Encrypted email gives a false sense of security, period!

It doesn't matter what technology is used, the other person can always put it in a newspaper. Did I mention that encrypted lists are a hard problem? One reason is that the security goes down, the more people on the list. That's regardless of the technology.


This leaves some phases left.

1.  the escrowed system as mentioned in m20070920.2.
Easy, just create an account, a certificate, and tell people to set their email clients to (B)CC by default.


That is likely what will be asked, sure. But it's not a complete solution, because it is only a technical solution to a complicated human problem. Have a look at the proposal for some suggestions as to why that won't work.



On to point 3.

The whole @community.cacert.org will create a management nightmare. Again, we are CAcert, not Hotmail nor Gmail.



There appears to be a confusion which I've also fallen into.

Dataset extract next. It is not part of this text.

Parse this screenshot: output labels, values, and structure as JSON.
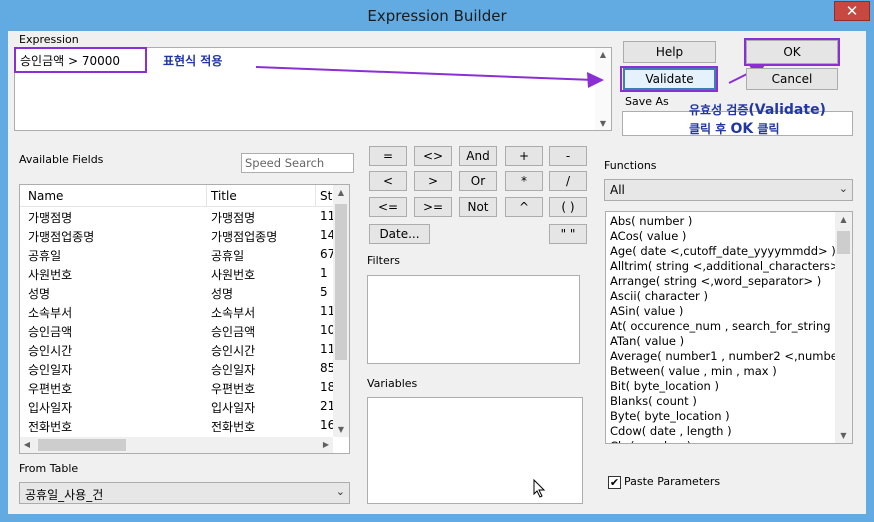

The sense of the word Community might have been interpreted to imply the whole community. Understandably enough, and I asked what that meant above.

Refer to the proposal for what was really intended. The word was chosen somewhat to suggest in the direction of some wider purpose, but the word can be ignored or changed.


3. a related initiative to give wider access to the community access to this sort of protected email. The current working title for this is community.cacert.org. Who then is to be given this access? Full Assurers? All Members? 150 point Assurers?
Did we change our focus to be email provider? that creates a whole lot of new liability problems and DPA issues. Does auditor like that?


As to whether we should provide email to the community:

1st, Mission discussion.
2nd, can you indicate the liability problems?
3rd, DPA. Good point. I can imagine some solutions ... but I'd prefer to see the mission discussion resolve whether it even exists as a problem first.


For these items, there are a lot of details to work out. Of course, all this can change. But the basic work done so far is good and useful.
Good and Useful to what purpose? I see they are good and useful if we become email providers.
Meanwhile, all, it will help to setup your email addresses so we can move over to this method, as per the decision(s) agreed at 'top'.
The details seem to be a bit overlooked here, and I fail to understand it as a coherent design. Where are the plans for me to examine?


    http://wiki.cacert.org/wiki/PolicyDrafts/EmailHandling


And this remembers me... Who decided that we'd open community.cacert.org? Who saw the proposal presented before it went live?


It isn't open. Nobody decided. The proposal to open it hasn't been presented, AFAIK.